There is a significant linear relationship between the share of each cluster and a country's GDP per capita. It's strong and positive for seasoned ml-professionals. It's moderately positive for seasoned coders. The shares for students, young professionals and inexperienced people are negatively correlated. There are two possible reason I can think of for the relationships. The first one is the negative relationship between birthrates and a country's wealth. The above observed relationships could be representative for a lack of young people who could become data analysts and data scientists in wealthy countries. The second reason I can think of is that this may represent different levels of maturity in each country's tech-sector. Nevertheless, this is still an interesting observation, despite my inability to properly explain it.

# Conclusion

I identified 5 distinct types of Kagglers. The first group are the Seasoned ML-Professionals. They are among the oldest Kagglers and have the most experience in machine learning. The most common occupation is 'Data Scientist' and the second most common is 'Research Scientist'. 17% of this type reported that they or their team have spent at least 100,000 USD on ml- and cloud computing services in the past 5 years.
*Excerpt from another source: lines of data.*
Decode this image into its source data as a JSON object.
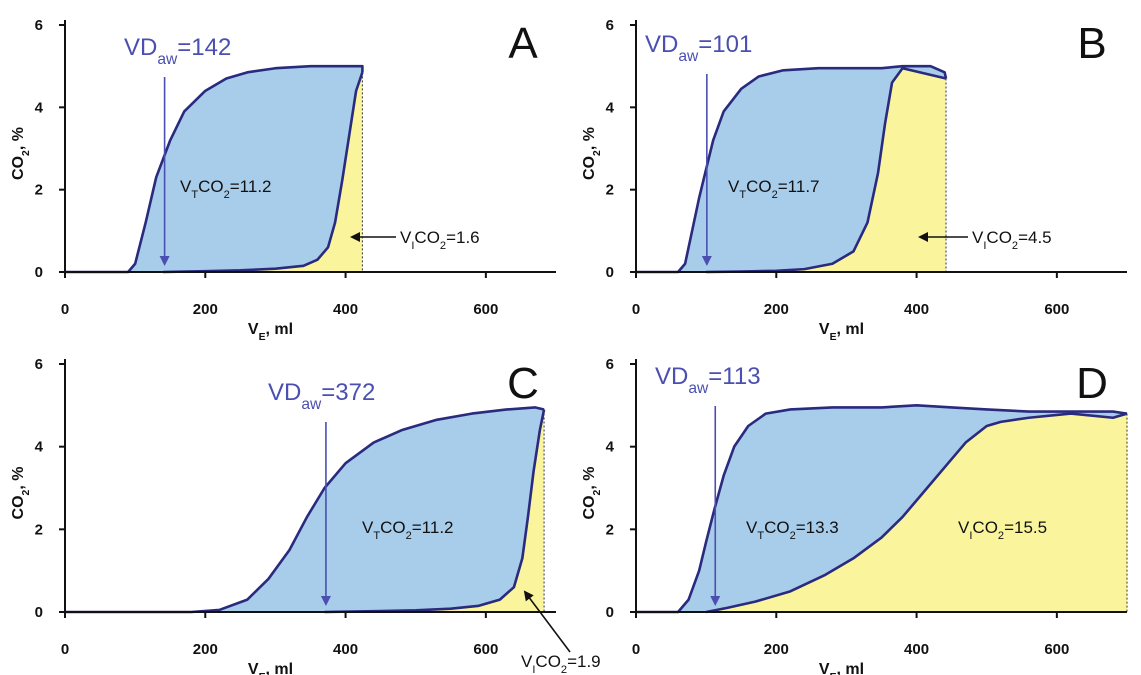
{
  "colors": {
    "blue_fill": "#a8cdea",
    "yellow_fill": "#faf59c",
    "curve": "#2a2a7e",
    "arrow_vd": "#4a4fb0",
    "arrow_vi": "#111111"
  },
  "chart_data": [
    {
      "type": "area",
      "panel": "A",
      "xlabel": {
        "main": "V",
        "sub": "E",
        "rest": ", ml"
      },
      "ylabel": {
        "main": "CO",
        "sub": "2",
        "rest": ", %"
      },
      "xlim": [
        0,
        700
      ],
      "ylim": [
        0,
        6
      ],
      "xticks": [
        "0",
        "200",
        "400",
        "600"
      ],
      "yticks": [
        "0",
        "2",
        "4",
        "6"
      ],
      "vd_label": {
        "pre": "VD",
        "sub": "aw",
        "post": "=142"
      },
      "vd_x": 142,
      "vt_label": {
        "pre": "V",
        "sub": "T",
        "mid": "CO",
        "sub2": "2",
        "post": "=11.2"
      },
      "vi_label": {
        "pre": "V",
        "sub": "I",
        "mid": "CO",
        "sub2": "2",
        "post": "=1.6"
      },
      "end_x": 424,
      "expiratory_curve": [
        [
          0,
          0
        ],
        [
          90,
          0
        ],
        [
          100,
          0.2
        ],
        [
          115,
          1.2
        ],
        [
          130,
          2.3
        ],
        [
          150,
          3.2
        ],
        [
          170,
          3.9
        ],
        [
          200,
          4.4
        ],
        [
          230,
          4.7
        ],
        [
          260,
          4.85
        ],
        [
          300,
          4.95
        ],
        [
          350,
          5.0
        ],
        [
          400,
          5.0
        ],
        [
          424,
          5.0
        ],
        [
          424,
          4.85
        ]
      ],
      "inspiratory_curve": [
        [
          424,
          4.85
        ],
        [
          415,
          4.4
        ],
        [
          405,
          3.3
        ],
        [
          395,
          2.2
        ],
        [
          385,
          1.2
        ],
        [
          375,
          0.6
        ],
        [
          360,
          0.3
        ],
        [
          340,
          0.15
        ],
        [
          300,
          0.08
        ],
        [
          250,
          0.04
        ],
        [
          200,
          0.02
        ],
        [
          140,
          0
        ]
      ]
    },
    {
      "type": "area",
      "panel": "B",
      "xlabel": {
        "main": "V",
        "sub": "E",
        "rest": ", ml"
      },
      "ylabel": {
        "main": "CO",
        "sub": "2",
        "rest": ", %"
      },
      "xlim": [
        0,
        700
      ],
      "ylim": [
        0,
        6
      ],
      "xticks": [
        "0",
        "200",
        "400",
        "600"
      ],
      "yticks": [
        "0",
        "2",
        "4",
        "6"
      ],
      "vd_label": {
        "pre": "VD",
        "sub": "aw",
        "post": "=101"
      },
      "vd_x": 101,
      "vt_label": {
        "pre": "V",
        "sub": "T",
        "mid": "CO",
        "sub2": "2",
        "post": "=11.7"
      },
      "vi_label": {
        "pre": "V",
        "sub": "I",
        "mid": "CO",
        "sub2": "2",
        "post": "=4.5"
      },
      "end_x": 442,
      "expiratory_curve": [
        [
          0,
          0
        ],
        [
          60,
          0
        ],
        [
          70,
          0.2
        ],
        [
          80,
          1.0
        ],
        [
          90,
          1.8
        ],
        [
          100,
          2.5
        ],
        [
          110,
          3.2
        ],
        [
          125,
          3.9
        ],
        [
          150,
          4.45
        ],
        [
          175,
          4.75
        ],
        [
          210,
          4.9
        ],
        [
          260,
          4.95
        ],
        [
          300,
          4.95
        ],
        [
          350,
          4.95
        ],
        [
          380,
          5.0
        ],
        [
          420,
          5.0
        ],
        [
          440,
          4.85
        ],
        [
          442,
          4.7
        ]
      ],
      "inspiratory_curve": [
        [
          442,
          4.7
        ],
        [
          380,
          4.95
        ],
        [
          365,
          4.6
        ],
        [
          355,
          3.6
        ],
        [
          345,
          2.4
        ],
        [
          330,
          1.2
        ],
        [
          310,
          0.5
        ],
        [
          280,
          0.2
        ],
        [
          240,
          0.07
        ],
        [
          200,
          0.03
        ],
        [
          150,
          0.01
        ],
        [
          100,
          0
        ]
      ]
    },
    {
      "type": "area",
      "panel": "C",
      "xlabel": {
        "main": "V",
        "sub": "E",
        "rest": ", ml"
      },
      "ylabel": {
        "main": "CO",
        "sub": "2",
        "rest": ", %"
      },
      "xlim": [
        0,
        700
      ],
      "ylim": [
        0,
        6
      ],
      "xticks": [
        "0",
        "200",
        "400",
        "600"
      ],
      "yticks": [
        "0",
        "2",
        "4",
        "6"
      ],
      "vd_label": {
        "pre": "VD",
        "sub": "aw",
        "post": "=372"
      },
      "vd_x": 372,
      "vt_label": {
        "pre": "V",
        "sub": "T",
        "mid": "CO",
        "sub2": "2",
        "post": "=11.2"
      },
      "vi_label": {
        "pre": "V",
        "sub": "I",
        "mid": "CO",
        "sub2": "2",
        "post": "=1.9"
      },
      "end_x": 683,
      "expiratory_curve": [
        [
          0,
          0
        ],
        [
          180,
          0
        ],
        [
          220,
          0.05
        ],
        [
          260,
          0.3
        ],
        [
          290,
          0.8
        ],
        [
          320,
          1.5
        ],
        [
          345,
          2.3
        ],
        [
          370,
          3.0
        ],
        [
          400,
          3.6
        ],
        [
          440,
          4.1
        ],
        [
          480,
          4.4
        ],
        [
          530,
          4.65
        ],
        [
          580,
          4.8
        ],
        [
          630,
          4.9
        ],
        [
          670,
          4.95
        ],
        [
          683,
          4.9
        ]
      ],
      "inspiratory_curve": [
        [
          683,
          4.9
        ],
        [
          677,
          4.4
        ],
        [
          668,
          3.4
        ],
        [
          660,
          2.3
        ],
        [
          652,
          1.3
        ],
        [
          640,
          0.6
        ],
        [
          620,
          0.3
        ],
        [
          590,
          0.15
        ],
        [
          550,
          0.08
        ],
        [
          500,
          0.04
        ],
        [
          440,
          0.02
        ],
        [
          370,
          0
        ]
      ]
    },
    {
      "type": "area",
      "panel": "D",
      "xlabel": {
        "main": "V",
        "sub": "E",
        "rest": ", ml"
      },
      "ylabel": {
        "main": "CO",
        "sub": "2",
        "rest": ", %"
      },
      "xlim": [
        0,
        700
      ],
      "ylim": [
        0,
        6
      ],
      "xticks": [
        "0",
        "200",
        "400",
        "600"
      ],
      "yticks": [
        "0",
        "2",
        "4",
        "6"
      ],
      "vd_label": {
        "pre": "VD",
        "sub": "aw",
        "post": "=113"
      },
      "vd_x": 113,
      "vt_label": {
        "pre": "V",
        "sub": "T",
        "mid": "CO",
        "sub2": "2",
        "post": "=13.3"
      },
      "vi_label": {
        "pre": "V",
        "sub": "I",
        "mid": "CO",
        "sub2": "2",
        "post": "=15.5"
      },
      "end_x": 700,
      "expiratory_curve": [
        [
          0,
          0
        ],
        [
          60,
          0
        ],
        [
          75,
          0.3
        ],
        [
          90,
          1.0
        ],
        [
          100,
          1.7
        ],
        [
          112,
          2.5
        ],
        [
          125,
          3.3
        ],
        [
          140,
          4.0
        ],
        [
          160,
          4.5
        ],
        [
          185,
          4.8
        ],
        [
          220,
          4.9
        ],
        [
          280,
          4.95
        ],
        [
          350,
          4.95
        ],
        [
          400,
          5.0
        ],
        [
          450,
          4.95
        ],
        [
          500,
          4.9
        ],
        [
          560,
          4.85
        ],
        [
          620,
          4.85
        ],
        [
          680,
          4.85
        ],
        [
          700,
          4.8
        ]
      ],
      "inspiratory_curve": [
        [
          700,
          4.8
        ],
        [
          680,
          4.7
        ],
        [
          620,
          4.8
        ],
        [
          560,
          4.7
        ],
        [
          520,
          4.6
        ],
        [
          500,
          4.5
        ],
        [
          470,
          4.1
        ],
        [
          440,
          3.5
        ],
        [
          410,
          2.9
        ],
        [
          380,
          2.3
        ],
        [
          350,
          1.8
        ],
        [
          310,
          1.3
        ],
        [
          270,
          0.9
        ],
        [
          220,
          0.5
        ],
        [
          170,
          0.25
        ],
        [
          130,
          0.1
        ],
        [
          100,
          0
        ]
      ]
    }
  ]
}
This cluster has the smallest share of women with only 11%. The group of Seasoned Coders is the oldest one and has similar experience in coding as the Seasoned ML-Professionals, yet they have little experience in machine learning. Most Kagglers belonging to this group are software engineers. They for a large part don't use ml-methods at their workplace as 61% reported that their company doesn't use ml-methods or they are unaware if their company does. The share of women is also very low with only 14%. The cluster for people who are inexperienced with ml-methods is rather heterogenous as the four most common answers regarding their occupation were that they're currently not employed, that their job can't be described by any of the options, that they work as data analysts or data scientist. Data analysts and data scientists from this group are generally less experienced in using ml-methods. This group is at the younger end of the spectrum. A relatively large share of this cluster is female with 23%. Young ML-Professionals are young adults who mostly work at companies, with a moderate usage of ml-methods. By far the most common job is data scientist, followed by data analyst, software engineer and machine learning engineer. The students are the youngest and fairly inexperienced. The share of women is 23%. It might be reasonable to have a look at accessibility of well-paid data science jobs for women. Another interesting observation is that the relative frequency of each type differs a lot across countries. This is correlated with a country's PPP adjusted GDP per capita.